The symptoms and signs of muscle disease are considered in this chapter mainly in connection with the age of the patient at the time of onset, their mode of evolution, and the presence or absence of familial occurrence. Because many muscle diseases are hereditary, a careful family history is important. The pattern of inheritance has diagnostic significance and, if genetic counseling or prenatal diagnosis is a consideration, a detailed genealogic tree becomes essential. When historical data are insufficient, it is often necessary to examine siblings and parents of the proband. The molecular genetics and other genetic aspects of the heritable muscle diseases, subjects of intense interest in recent years, are discussed at appropriate points in the chapter.

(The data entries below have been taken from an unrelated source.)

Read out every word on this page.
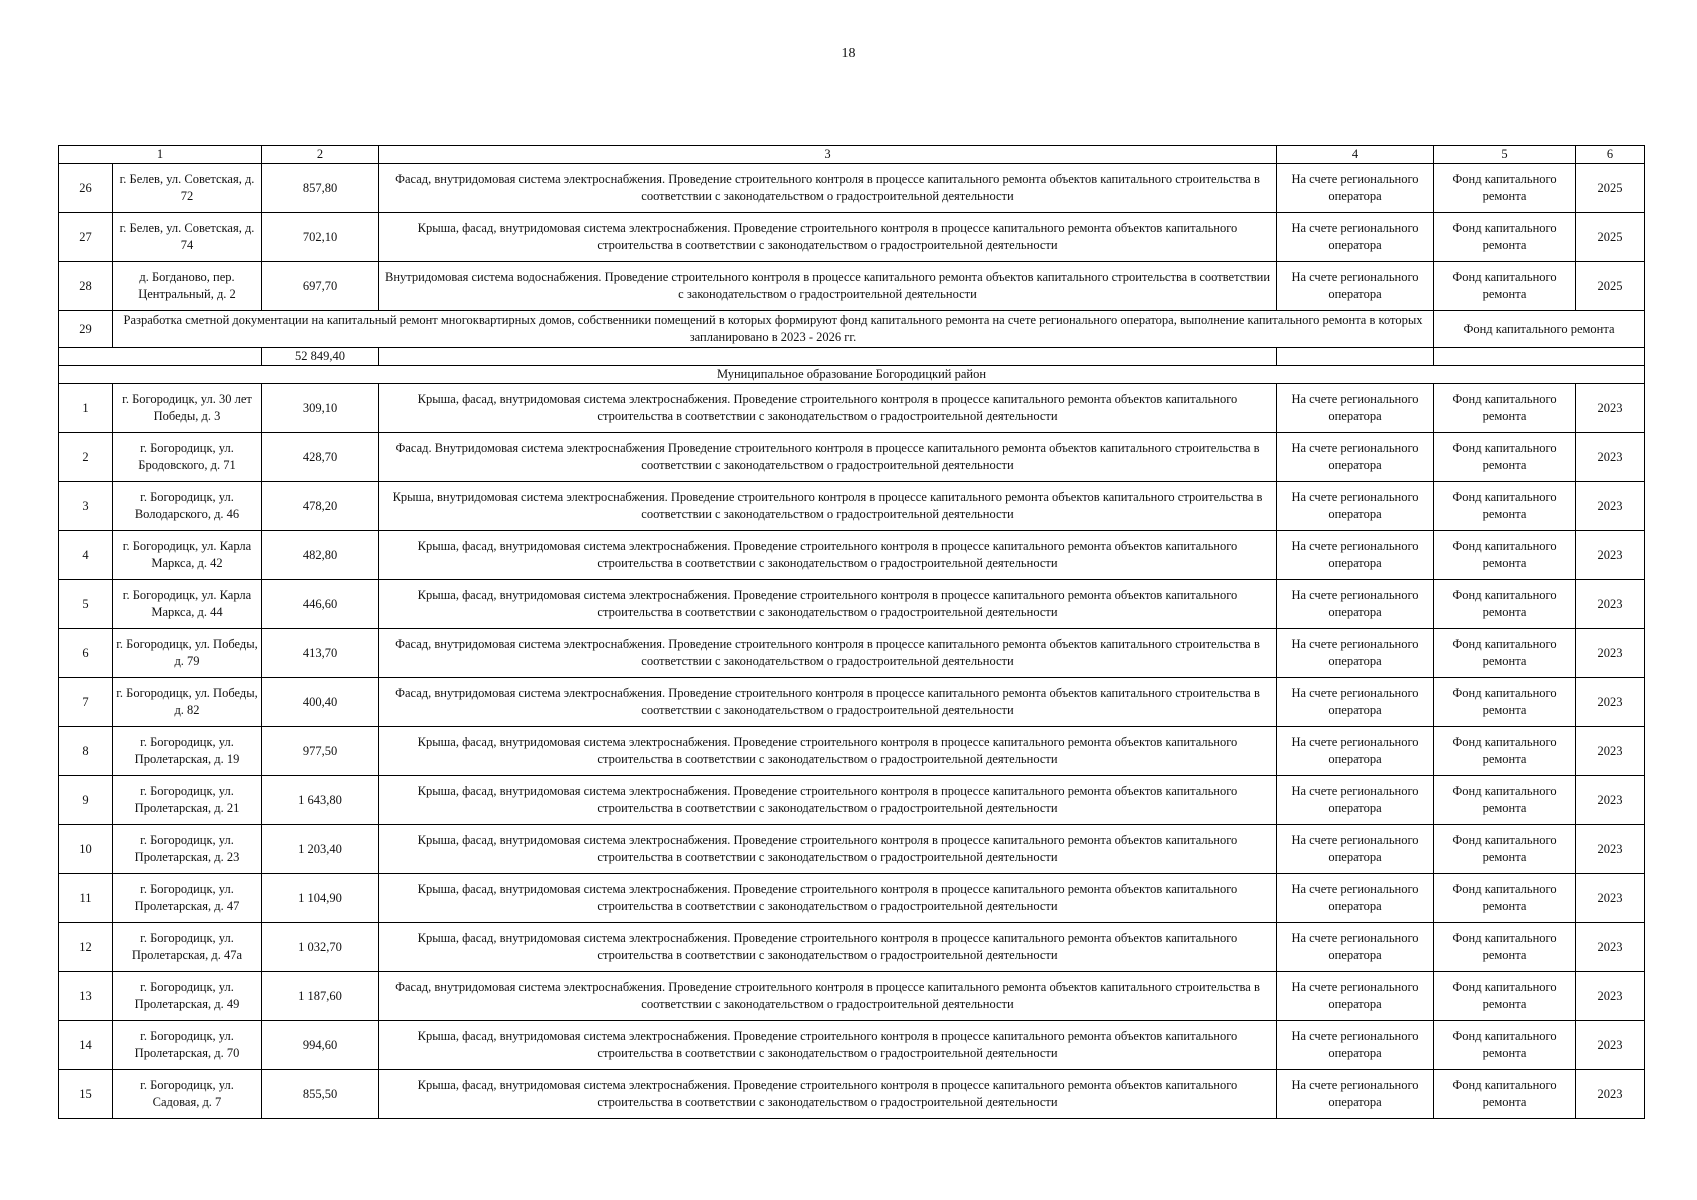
18
1		2	3	4	5	6
26	г. Белев, ул. Советская, д. 72	857,80	Фасад, внутридомовая система электроснабжения. Проведение строительного контроля в процессе капитального ремонта объектов капитального строительства в соответствии с законодательством о градостроительной деятельности	На счете регионального оператора	Фонд капитального ремонта	2025
27	г. Белев, ул. Советская, д. 74	702,10	Крыша, фасад, внутридомовая система электроснабжения. Проведение строительного контроля в процессе капитального ремонта объектов капитального строительства в соответствии с законодательством о градостроительной деятельности	На счете регионального оператора	Фонд капитального ремонта	2025
28	д. Богданово, пер. Центральный, д. 2	697,70	Внутридомовая система водоснабжения. Проведение строительного контроля в процессе капитального ремонта объектов капитального строительства в соответствии с законодательством о градостроительной деятельности	На счете регионального оператора	Фонд капитального ремонта	2025
29	Разработка сметной документации на капитальный ремонт многоквартирных домов, собственники помещений в которых формируют фонд капитального ремонта на счете регионального оператора, выполнение капитального ремонта в которых запланировано в 2023 - 2026 гг.				Фонд капитального ремонта	
		52 849,40				
Муниципальное образование Богородицкий район						
1	г. Богородицк, ул. 30 лет Победы, д. 3	309,10	Крыша, фасад, внутридомовая система электроснабжения. Проведение строительного контроля в процессе капитального ремонта объектов капитального строительства в соответствии с законодательством о градостроительной деятельности	На счете регионального оператора	Фонд капитального ремонта	2023
2	г. Богородицк, ул. Бродовского, д. 71	428,70	Фасад. Внутридомовая система электроснабжения Проведение строительного контроля в процессе капитального ремонта объектов капитального строительства в соответствии с законодательством о градостроительной деятельности	На счете регионального оператора	Фонд капитального ремонта	2023
3	г. Богородицк, ул. Володарского, д. 46	478,20	Крыша, внутридомовая система электроснабжения. Проведение строительного контроля в процессе капитального ремонта объектов капитального строительства в соответствии с законодательством о градостроительной деятельности	На счете регионального оператора	Фонд капитального ремонта	2023
4	г. Богородицк, ул. Карла Маркса, д. 42	482,80	Крыша, фасад, внутридомовая система электроснабжения. Проведение строительного контроля в процессе капитального ремонта объектов капитального строительства в соответствии с законодательством о градостроительной деятельности	На счете регионального оператора	Фонд капитального ремонта	2023
5	г. Богородицк, ул. Карла Маркса, д. 44	446,60	Крыша, фасад, внутридомовая система электроснабжения. Проведение строительного контроля в процессе капитального ремонта объектов капитального строительства в соответствии с законодательством о градостроительной деятельности	На счете регионального оператора	Фонд капитального ремонта	2023
6	г. Богородицк, ул. Победы, д. 79	413,70	Фасад, внутридомовая система электроснабжения. Проведение строительного контроля в процессе капитального ремонта объектов капитального строительства в соответствии с законодательством о градостроительной деятельности	На счете регионального оператора	Фонд капитального ремонта	2023
7	г. Богородицк, ул. Победы, д. 82	400,40	Фасад, внутридомовая система электроснабжения. Проведение строительного контроля в процессе капитального ремонта объектов капитального строительства в соответствии с законодательством о градостроительной деятельности	На счете регионального оператора	Фонд капитального ремонта	2023
8	г. Богородицк, ул. Пролетарская, д. 19	977,50	Крыша, фасад, внутридомовая система электроснабжения. Проведение строительного контроля в процессе капитального ремонта объектов капитального строительства в соответствии с законодательством о градостроительной деятельности	На счете регионального оператора	Фонд капитального ремонта	2023
9	г. Богородицк, ул. Пролетарская, д. 21	1 643,80	Крыша, фасад, внутридомовая система электроснабжения. Проведение строительного контроля в процессе капитального ремонта объектов капитального строительства в соответствии с законодательством о градостроительной деятельности	На счете регионального оператора	Фонд капитального ремонта	2023
10	г. Богородицк, ул. Пролетарская, д. 23	1 203,40	Крыша, фасад, внутридомовая система электроснабжения. Проведение строительного контроля в процессе капитального ремонта объектов капитального строительства в соответствии с законодательством о градостроительной деятельности	На счете регионального оператора	Фонд капитального ремонта	2023
11	г. Богородицк, ул. Пролетарская, д. 47	1 104,90	Крыша, фасад, внутридомовая система электроснабжения. Проведение строительного контроля в процессе капитального ремонта объектов капитального строительства в соответствии с законодательством о градостроительной деятельности	На счете регионального оператора	Фонд капитального ремонта	2023
12	г. Богородицк, ул. Пролетарская, д. 47а	1 032,70	Крыша, фасад, внутридомовая система электроснабжения. Проведение строительного контроля в процессе капитального ремонта объектов капитального строительства в соответствии с законодательством о градостроительной деятельности	На счете регионального оператора	Фонд капитального ремонта	2023
13	г. Богородицк, ул. Пролетарская, д. 49	1 187,60	Фасад, внутридомовая система электроснабжения. Проведение строительного контроля в процессе капитального ремонта объектов капитального строительства в соответствии с законодательством о градостроительной деятельности	На счете регионального оператора	Фонд капитального ремонта	2023
14	г. Богородицк, ул. Пролетарская, д. 70	994,60	Крыша, фасад, внутридомовая система электроснабжения. Проведение строительного контроля в процессе капитального ремонта объектов капитального строительства в соответствии с законодательством о градостроительной деятельности	На счете регионального оператора	Фонд капитального ремонта	2023
15	г. Богородицк, ул. Садовая, д. 7	855,50	Крыша, фасад, внутридомовая система электроснабжения. Проведение строительного контроля в процессе капитального ремонта объектов капитального строительства в соответствии с законодательством о градостроительной деятельности	На счете регионального оператора	Фонд капитального ремонта	2023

In summary, the clinical recognition of myopathic diseases is facilitated by a prior knowledge of a few topographic syndromes, the age of the patient at the onset of the illness, a familial occurrence of the same or similar illnesses, and of the medical setting in which weakness evolves. Diagnostic accuracy is aided by the intelligent use of the laboratory examinations discussed in Chap. 45, particularly the muscle enzymes, EMG, and muscle biopsy.